For Immediate Release
DHS S&T Press Office, (202) 254-2296
WASHINGTON—The Department of Homeland Security (DHS) Science and Technology Directorate (S&T) has awarded funding to four research and development (R&D) projects that will improve the threat detection capabilities of current X-ray technologies for passenger X-ray baggage systems.
These projects will be managed by the DHS S&T Checked Baggage Program. The Checked Baggage Program supports Transportation Security Administration (TSA) technology R&D requirements to improve overall detection and false alarm performance for explosives detection system (EDS) technologies.
“The emergence of homemade explosives has placed many challenges on aviation security screening,” said DHS Under Secretary (Acting) for Science and Technology, William N. Bryan. “S&T is making important investments in technology that will be leveraged into the next generation of checked baggage screening equipment.”
“We are addressing current, ongoing, and upcoming capability gaps with a three-pronged approach utilizing the continuous transition of hardware, software, and knowledge,” said Checked Baggage Program Manager, Sharene Young.
The project contracts were awarded under Broad Agency Announcement HSHQDC-17-R-B0003, which was issued in December 2016. The Broad Agency Announcement consisted of three task areas, focusing on maturation of X-ray technologies for passenger X-ray baggage systems, continued exploration and development of advanced reconstruction algorithm technologies for checked and carry-on baggage, and a focusing of efforts to mature non-Commercial Off the Shelf “long-lead” device technology. The following groups and their projects are the funded BAA awards:
Integrated Defense and Security Solutions (IDSS), of Armonk, New York, was awarded $1,514,868 to improve throughput and detection performance by retrofitting currently-fielded detection systems. The project will create a retrofit kit that will allow TSA to update current, computed tomography (CT) based, in-service EDS for checked baggage with common hardware and software. By developing a common framework in which multiple existing systems use the same hardware and software implementations, IDSS hopes to enhance support for future upgrades to currently deployed systems. This commonality also reduces the number of discrete components in the systems, improving reliability and ease of maintenance, which in turn reduces lifetime costs of the systems. On a technical scale, the retrofit kits have potential to significantly improve the detection and false alarm performance of the existing system, and, consequently, provide an improved rate of passenger throughput.

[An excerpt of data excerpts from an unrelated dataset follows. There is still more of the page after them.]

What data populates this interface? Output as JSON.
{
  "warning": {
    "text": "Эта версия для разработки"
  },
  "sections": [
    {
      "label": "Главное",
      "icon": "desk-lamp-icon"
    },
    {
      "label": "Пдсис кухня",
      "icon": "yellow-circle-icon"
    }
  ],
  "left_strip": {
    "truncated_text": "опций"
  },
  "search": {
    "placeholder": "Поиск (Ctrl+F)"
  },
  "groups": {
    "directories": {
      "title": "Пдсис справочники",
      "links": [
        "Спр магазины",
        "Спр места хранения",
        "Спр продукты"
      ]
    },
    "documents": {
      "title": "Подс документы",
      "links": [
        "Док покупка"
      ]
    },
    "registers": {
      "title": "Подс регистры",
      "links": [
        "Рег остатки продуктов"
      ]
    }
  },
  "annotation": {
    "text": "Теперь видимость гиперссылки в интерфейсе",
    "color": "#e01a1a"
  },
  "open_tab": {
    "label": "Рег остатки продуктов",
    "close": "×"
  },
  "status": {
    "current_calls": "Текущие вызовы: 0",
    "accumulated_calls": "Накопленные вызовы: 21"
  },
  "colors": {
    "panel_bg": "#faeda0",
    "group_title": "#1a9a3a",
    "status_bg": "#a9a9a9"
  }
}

Integrated Defense and Security Solutions (IDSS), of Armonk, New York, was also awarded $1,915,871 to use machine learning to develop an algorithm to focus on hidden threats. IDSS proposes to use machine learning to develop an algorithm to focus on threats which may be hidden. The low-density nature of certain threats – which can overlap with many benign items in a bag – create a challenge for operators to discriminate between the two. The plan to develop an automated capability to detect prohibited items and laptop threats, with the goal of fully automated clearing of carry-on bags without operator intervention, allows security resources to protect against a wider variety of threats.
Lawrence Livermore National Laboratories (LLNL) of Livermore, California, was awarded $1,825,000 to improve CT data processing techniques for baggage scanning. This project will work to develop algorithms that will improve automated threat recognition software in X-ray detection systems. The LLNL solution will use data and images collected from X-ray imaging systems to help train several proposed threat recognition algorithms. These algorithms will improve on current technology by compensating for beam hardening, a natural effect of the lower energy X-rays being absorbed in materials, which causes dark streaks in X-ray images and can interfere with the operator’s reviewing of the image. The resulting algorithms will be incorporated into a software upgrade for X-ray systems, helping to reduce false alarms while maintaining the rate of passengers and bags moved through an entire checkpoint system.
TeleSecurity Sciences of Las Vegas, Nevada, was awarded $1,511,921 to continue improvements of a vendor-neutral common automated threat recognition (ATR) for EDS. TeleSecurity will develop a method of reducing false alarms by using advanced spectral clustering and gauss Markov random field generator models. These models will help improve the ATR software on fielded systems and increase the probability of detection of prohibited articles. These basic improvements have the potential to reduce the costs of operation and improve security and baggage throughput.